I can think of an example where this wouldn't hold.
Take 1,-1,1,-1,-1,1,-1,-1,-1,1,-1,-1,-1,-1.
But I can also prove that the statement holds.
Claim: $|f|$ is periodic then $f$ is periodic
Proof:
$|f(x+p)|=|f(x)|$
$f(x+p)=\pm f(x)$ if $f(x+p)=+f(x)$ then we are done, if $f(x+p)=-f(x)$ we get:
$f(x+2p)=-f(x+p)=f(x)$, so the period is twice bigger, but It still holds that $f$ is periodic.
Where is my mistake?
The mistake is that you're playing too hard and fast with the $\pm$ symbol.
You have concluded correctly that for each particular $x$ it is true that $ f(x+p)=\pm f(x)$. Or in other words, for each $x$ either $f(x+p)=f(x)$ or $f(x+p)=-f(x)$ holds. But this doesn't tell you that it will be the same of these for every $x$.
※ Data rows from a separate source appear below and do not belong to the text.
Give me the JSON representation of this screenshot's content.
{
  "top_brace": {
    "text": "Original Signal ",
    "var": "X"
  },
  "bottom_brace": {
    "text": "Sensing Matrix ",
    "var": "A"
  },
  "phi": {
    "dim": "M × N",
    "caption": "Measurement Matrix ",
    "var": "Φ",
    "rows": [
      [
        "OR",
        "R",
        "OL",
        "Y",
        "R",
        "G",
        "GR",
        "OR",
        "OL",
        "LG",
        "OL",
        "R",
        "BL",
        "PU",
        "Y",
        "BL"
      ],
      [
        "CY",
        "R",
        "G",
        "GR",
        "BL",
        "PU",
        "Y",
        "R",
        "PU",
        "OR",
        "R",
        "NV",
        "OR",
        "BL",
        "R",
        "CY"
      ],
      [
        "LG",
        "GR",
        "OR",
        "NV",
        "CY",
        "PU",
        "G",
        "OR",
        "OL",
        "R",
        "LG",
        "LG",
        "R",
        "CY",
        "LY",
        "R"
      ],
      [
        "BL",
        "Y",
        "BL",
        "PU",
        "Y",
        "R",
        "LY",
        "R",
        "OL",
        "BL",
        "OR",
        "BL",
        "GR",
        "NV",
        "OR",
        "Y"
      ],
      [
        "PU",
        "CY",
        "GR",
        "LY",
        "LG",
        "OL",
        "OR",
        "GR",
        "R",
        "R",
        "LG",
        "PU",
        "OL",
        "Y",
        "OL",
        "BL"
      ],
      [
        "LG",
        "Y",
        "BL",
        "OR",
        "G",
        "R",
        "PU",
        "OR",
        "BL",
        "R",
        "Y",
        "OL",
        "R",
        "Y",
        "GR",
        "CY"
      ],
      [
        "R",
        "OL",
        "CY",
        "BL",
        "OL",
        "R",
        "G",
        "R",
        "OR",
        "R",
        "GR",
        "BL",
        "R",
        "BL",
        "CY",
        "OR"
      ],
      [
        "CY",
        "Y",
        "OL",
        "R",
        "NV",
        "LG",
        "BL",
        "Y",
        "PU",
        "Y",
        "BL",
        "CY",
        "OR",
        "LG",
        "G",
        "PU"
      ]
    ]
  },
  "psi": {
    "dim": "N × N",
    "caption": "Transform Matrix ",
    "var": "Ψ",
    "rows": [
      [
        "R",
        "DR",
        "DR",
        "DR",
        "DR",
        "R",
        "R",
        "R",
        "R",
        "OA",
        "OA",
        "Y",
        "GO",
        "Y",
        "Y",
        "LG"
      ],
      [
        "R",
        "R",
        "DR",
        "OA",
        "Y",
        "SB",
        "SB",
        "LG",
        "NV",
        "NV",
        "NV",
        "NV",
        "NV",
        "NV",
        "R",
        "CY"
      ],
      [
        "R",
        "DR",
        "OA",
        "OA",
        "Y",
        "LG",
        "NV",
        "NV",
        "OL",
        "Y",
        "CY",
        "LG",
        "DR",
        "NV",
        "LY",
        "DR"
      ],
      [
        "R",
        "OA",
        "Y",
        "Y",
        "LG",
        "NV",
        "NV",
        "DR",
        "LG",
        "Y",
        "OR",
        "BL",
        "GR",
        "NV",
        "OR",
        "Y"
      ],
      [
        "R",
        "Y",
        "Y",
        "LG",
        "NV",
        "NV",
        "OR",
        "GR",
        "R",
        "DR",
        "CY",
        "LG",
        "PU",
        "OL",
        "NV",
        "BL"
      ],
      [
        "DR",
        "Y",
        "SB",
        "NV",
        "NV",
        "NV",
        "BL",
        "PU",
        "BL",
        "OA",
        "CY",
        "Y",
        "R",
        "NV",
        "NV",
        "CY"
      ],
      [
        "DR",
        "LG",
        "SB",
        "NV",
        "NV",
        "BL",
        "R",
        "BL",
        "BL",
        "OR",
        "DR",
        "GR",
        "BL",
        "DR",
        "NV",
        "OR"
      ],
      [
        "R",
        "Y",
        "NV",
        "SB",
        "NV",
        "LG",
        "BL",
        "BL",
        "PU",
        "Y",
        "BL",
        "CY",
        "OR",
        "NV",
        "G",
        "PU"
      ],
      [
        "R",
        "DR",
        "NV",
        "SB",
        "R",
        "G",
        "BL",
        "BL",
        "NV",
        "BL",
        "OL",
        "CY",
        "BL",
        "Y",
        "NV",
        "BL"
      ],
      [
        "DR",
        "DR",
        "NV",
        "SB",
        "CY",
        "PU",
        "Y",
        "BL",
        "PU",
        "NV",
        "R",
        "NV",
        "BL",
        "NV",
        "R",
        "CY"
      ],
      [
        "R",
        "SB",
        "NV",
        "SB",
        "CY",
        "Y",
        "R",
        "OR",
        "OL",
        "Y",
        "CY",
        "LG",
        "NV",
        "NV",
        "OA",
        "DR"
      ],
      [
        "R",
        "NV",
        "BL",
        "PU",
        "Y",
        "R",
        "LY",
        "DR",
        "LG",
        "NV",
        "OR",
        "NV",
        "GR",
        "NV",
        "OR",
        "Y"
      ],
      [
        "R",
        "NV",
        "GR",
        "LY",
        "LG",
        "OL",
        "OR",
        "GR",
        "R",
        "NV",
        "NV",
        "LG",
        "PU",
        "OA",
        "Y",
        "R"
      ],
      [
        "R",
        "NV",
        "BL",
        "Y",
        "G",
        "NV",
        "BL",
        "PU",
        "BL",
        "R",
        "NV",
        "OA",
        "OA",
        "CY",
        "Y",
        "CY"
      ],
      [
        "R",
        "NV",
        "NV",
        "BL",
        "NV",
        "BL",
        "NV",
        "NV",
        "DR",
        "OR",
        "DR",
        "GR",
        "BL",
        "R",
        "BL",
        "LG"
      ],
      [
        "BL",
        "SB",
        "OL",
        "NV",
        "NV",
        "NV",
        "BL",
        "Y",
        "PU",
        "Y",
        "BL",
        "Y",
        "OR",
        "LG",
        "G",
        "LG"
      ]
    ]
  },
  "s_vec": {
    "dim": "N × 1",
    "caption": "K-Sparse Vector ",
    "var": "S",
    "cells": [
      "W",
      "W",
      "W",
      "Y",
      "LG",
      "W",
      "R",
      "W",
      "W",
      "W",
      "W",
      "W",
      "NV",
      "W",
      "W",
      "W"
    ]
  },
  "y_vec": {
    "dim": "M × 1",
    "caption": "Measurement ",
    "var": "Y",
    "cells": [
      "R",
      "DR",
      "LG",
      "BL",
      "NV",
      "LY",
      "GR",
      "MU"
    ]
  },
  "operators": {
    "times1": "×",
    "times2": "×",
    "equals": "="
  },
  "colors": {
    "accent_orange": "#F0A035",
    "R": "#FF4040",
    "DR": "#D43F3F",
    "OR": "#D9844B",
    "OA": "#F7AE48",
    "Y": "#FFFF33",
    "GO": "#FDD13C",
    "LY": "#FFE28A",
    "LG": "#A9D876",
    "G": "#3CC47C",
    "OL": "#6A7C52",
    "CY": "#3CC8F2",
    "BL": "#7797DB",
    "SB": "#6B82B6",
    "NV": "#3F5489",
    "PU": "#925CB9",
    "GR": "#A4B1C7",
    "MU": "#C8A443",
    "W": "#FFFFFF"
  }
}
Written symbolically (and without the $\pm$ symbol), what you have concluded is $$ \forall x \; \exists k\in\{-1,1\} : f(x+p)=k\cdot f(x) $$ but you're trying to use it as if it were $$ \exists k\in\{-1,1\} \; \forall x : f(x+p)=k\cdot f(x) $$
The $\pm$ symbol can be confusing in this way because it implies a quantifier but leaves no way to express what the scope of that quantifier is. It is best avoided when you're trying to be rigorous -- except, perhaps, when you're extremely sure it will be clear to everyone what the shorthand actually means in each particular case.
Your mistake is in the last line. $|f(x+2p)| = |f(x)|$ so $f(x+2p) = \pm f(x)$. However, you can't guarantee which of those it is.